E’ del tutto evidente, però, il profondo ed immotivato disequilibrio che si è venuto a creare ( e che la novella differita ulteriormente aggrava) tra i poteri dell’accusa e le ridotte prerogative della difesa.

In una delle indagini più importanti degli ultimi anni resterà emblematica l’immagine  di una conferenza stampa in cui il procuratore della repubblica legge alcune intercettazioni estremamente suggestive scelte fior da fiore, mentre alla difesa è stato negato di poter estrarre copie di centinaia di migliaia di registrazioni, costringendo i difensori ad accalcarsi nelle poche postazioni disponibili in angusti uffici della Procura. La stessa disagevole situazione si sarebbe riprodotta su scala più larga ove fosse passata la riforma Orlando.

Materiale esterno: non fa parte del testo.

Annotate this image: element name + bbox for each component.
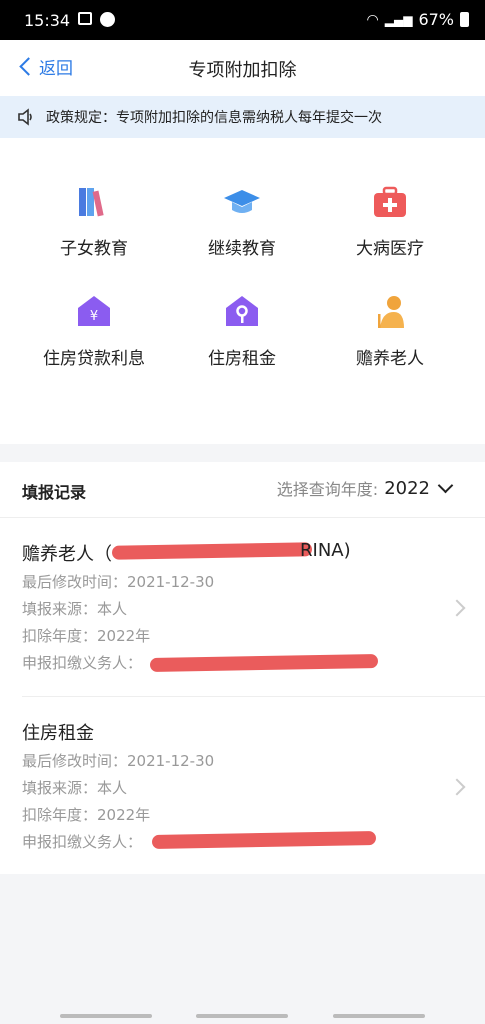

A tale incongrua situazione si sarebbe aggiunta una radicata prassi ormai codificata dalla giurisprudenza che consente di potere disporre la perizia sulle intercettazioni a processo iniziato. È capitato nella realtà processuale di assistere ad una istruttoria dibattimentale svolta sulla lettura dei brogliacci della polizia giudiziaria in attesa dei verbali certificati dai periti.

Tempo verrà (ma è già in parte successo) che la perfezione di impianti di captazione sempre più sofisticati renderà sufficiente il semplice deposito delle intercettazioni facendo carico alle parti di richiedere eventualmente l’ascolto diretto in aula di quelle di cui riterranno insoddisfacente la trascrizione effettuata dalla polizia giudiziaria.

Un simile quadro da solo cristallizza la sproporzione di mezzi e di possibilità tra le parti e pone un preciso interrogativo in cui si cercherà di dare risposta in questo scritto: se tale diseguglianza non finisca di incidere non solo sulla equità del processo inteso come simmetria di posizioni tra le parti ma anche in relazione alla funzione di corretto accertamento della verità.

La bulimia probatoria rischia di ingozzare il dibattimento di materiale non sempre di prima qualità ma in eccesso con il rischio di una seria intossicazione e che come per la nota legge monetaria “la prova cattiva scaccia quella buona”.

 

2.       L’evoluzione scientifica e le incerte regole di legge.

 

Il progresso scientifico costituisce una spinta evolutiva verso il miglioramento della condizione umana ma il cattivo e non correttamente regolamentato  uso che si faccia di esso può costituire un serio pericolo. L’uomo oggi vive infinitamente meglio dei suoi avi, più a lungo, in condizioni di salute migliori, usufruendo di cure mediche avanzate e di alimentazione adeguata.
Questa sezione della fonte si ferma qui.